Así, por ejemplo: se señala la hipocresía de un culto exterior y legalista; el apego a las tradiciones humanas sin tener en cuenta la esencia de la Palabra de Dios que debe ser captada en el espíritu y no en la letra.
También se indica el centralizar la religión en los actos de culto y en las ofrendas del altar, olvidándose de la ley suprema del amor al prójimo, tanto si es amigo como si es extranjero o enemigo.
También es una religión aguada la que se contenta con rezar y dar alguna limosna, soslayando el imprescindible deber de la justicia; o la que se cimenta sobre el culto a la personalidad y el autoritarismo religioso, olvidándose que la autoridad es un servicio a la comunidad y que el único Señor es Jesucristo, a quien se le debe absoluta fidelidad. En fin, solamente estamos señalando algunos aspectos de esta profunda transformación a la que Jesús dedicará sus escasos años de vida, transformación que no sólo no ha terminado, sino que es la tarea constante de los cristianos, cualquiera que sea su posición dentro de la Iglesia.
Jesús -y éste es el gran escándalo del Evangelio- descubre la inautenticidad de la institución religiosa que no tiene en cuenta al hombre; que se transforma en fin de sí misma; que no se pregunta por lo que el hombre necesita o exige; que antepone la ley al respeto al otro, la norma a la conciencia.
Todo esto y mucho más está insinuado como tras ciertos velos en este primer signo de Jesús, un signo que hace acrecentar la fe inicial de los discípulos que están buscando la fuente de la vida.

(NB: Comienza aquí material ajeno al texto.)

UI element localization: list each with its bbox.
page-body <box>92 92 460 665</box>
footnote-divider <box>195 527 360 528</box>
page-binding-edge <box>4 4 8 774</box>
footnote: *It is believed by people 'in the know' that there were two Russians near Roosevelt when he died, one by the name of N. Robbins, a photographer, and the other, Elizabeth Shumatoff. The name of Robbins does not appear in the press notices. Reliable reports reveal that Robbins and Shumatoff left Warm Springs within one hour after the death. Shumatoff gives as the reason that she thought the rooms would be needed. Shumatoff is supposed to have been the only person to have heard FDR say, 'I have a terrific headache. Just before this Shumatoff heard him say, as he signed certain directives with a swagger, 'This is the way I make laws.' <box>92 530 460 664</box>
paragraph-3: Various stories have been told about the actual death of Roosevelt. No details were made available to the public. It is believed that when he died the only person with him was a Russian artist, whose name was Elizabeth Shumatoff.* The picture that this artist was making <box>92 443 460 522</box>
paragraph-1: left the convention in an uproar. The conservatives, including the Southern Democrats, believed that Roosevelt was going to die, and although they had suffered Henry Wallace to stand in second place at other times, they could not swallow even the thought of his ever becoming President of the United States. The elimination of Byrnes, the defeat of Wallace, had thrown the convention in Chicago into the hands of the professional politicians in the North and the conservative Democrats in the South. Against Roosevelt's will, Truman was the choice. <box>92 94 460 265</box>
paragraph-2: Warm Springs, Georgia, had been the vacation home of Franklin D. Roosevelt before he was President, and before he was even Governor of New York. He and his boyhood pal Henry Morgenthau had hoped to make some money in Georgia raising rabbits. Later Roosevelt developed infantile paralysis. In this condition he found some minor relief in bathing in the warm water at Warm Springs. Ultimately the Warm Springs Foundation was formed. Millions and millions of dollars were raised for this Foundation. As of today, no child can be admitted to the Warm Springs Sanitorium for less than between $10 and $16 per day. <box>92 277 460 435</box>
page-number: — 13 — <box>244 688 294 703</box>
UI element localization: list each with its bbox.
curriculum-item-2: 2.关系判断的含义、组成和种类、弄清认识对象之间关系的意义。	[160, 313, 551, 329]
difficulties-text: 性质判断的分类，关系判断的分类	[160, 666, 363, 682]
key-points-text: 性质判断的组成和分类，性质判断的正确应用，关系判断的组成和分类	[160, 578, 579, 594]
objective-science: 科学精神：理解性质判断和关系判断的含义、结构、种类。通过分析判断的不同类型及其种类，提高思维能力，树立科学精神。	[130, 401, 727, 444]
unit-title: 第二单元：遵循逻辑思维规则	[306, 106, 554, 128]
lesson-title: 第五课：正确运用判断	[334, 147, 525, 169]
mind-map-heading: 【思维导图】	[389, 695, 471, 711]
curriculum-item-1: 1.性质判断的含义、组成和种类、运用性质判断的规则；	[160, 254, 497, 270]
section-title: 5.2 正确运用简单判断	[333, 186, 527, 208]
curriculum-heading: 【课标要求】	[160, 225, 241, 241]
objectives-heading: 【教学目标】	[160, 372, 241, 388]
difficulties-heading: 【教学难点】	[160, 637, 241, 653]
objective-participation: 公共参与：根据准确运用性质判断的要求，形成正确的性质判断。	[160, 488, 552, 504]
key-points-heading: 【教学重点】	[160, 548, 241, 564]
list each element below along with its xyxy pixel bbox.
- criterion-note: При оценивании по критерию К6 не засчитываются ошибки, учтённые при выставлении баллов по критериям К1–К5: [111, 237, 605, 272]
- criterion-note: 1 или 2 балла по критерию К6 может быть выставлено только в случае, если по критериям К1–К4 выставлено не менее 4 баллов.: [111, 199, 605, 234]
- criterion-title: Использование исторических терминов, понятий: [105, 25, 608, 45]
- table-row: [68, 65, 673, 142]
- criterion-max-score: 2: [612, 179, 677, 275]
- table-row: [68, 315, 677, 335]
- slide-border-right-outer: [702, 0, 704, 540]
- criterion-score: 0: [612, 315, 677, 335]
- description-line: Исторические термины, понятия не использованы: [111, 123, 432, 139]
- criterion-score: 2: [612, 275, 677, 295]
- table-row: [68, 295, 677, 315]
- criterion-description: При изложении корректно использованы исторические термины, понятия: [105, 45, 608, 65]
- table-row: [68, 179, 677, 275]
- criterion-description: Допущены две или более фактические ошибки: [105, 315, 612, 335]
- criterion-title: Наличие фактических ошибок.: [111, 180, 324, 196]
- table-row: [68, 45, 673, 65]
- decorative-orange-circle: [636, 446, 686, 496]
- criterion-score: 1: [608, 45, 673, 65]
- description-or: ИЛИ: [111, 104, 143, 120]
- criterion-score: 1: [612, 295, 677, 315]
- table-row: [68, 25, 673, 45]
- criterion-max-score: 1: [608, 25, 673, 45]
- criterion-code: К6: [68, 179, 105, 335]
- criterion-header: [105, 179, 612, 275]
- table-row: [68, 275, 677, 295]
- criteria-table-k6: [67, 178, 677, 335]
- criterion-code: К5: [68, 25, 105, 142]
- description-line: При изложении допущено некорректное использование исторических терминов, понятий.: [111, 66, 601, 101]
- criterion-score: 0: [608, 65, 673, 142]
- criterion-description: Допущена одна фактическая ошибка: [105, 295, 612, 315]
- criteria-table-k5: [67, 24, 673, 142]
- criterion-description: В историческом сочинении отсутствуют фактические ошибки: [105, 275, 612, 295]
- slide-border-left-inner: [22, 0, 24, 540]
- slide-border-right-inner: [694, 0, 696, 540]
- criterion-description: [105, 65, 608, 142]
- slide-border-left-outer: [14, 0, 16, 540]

Si la religión no sirve para que el hombre viva más y mejor, con plenitud de persona, con sentido comunitario, con alegría, abundancia y paz…, entonces el hombre tiene derecho a preguntarse para qué sirve tanta agua almacenada en nuestros libros, en los rituales o en costumbres que hace mucho tiempo que han perdido su sabor.
Jesús llega en el séptimo día de la historia para que ésta tenga plenitud. Llega para transformar, no solamente el corazón del hombre, sino también sus instituciones religiosas y sociales. Viene a establecer un nuevo estado de vida: un matrimonio en el que el novio y la novia, Dios y la humanidad, se unen en la única felicidad del amor. Hasta que no llegue ese momento, será nuestra tarea seguir cambiando el agua en vino. Hacer de la vida una fiesta es, al fin y al cabo, el gran objetivo del Evangelio.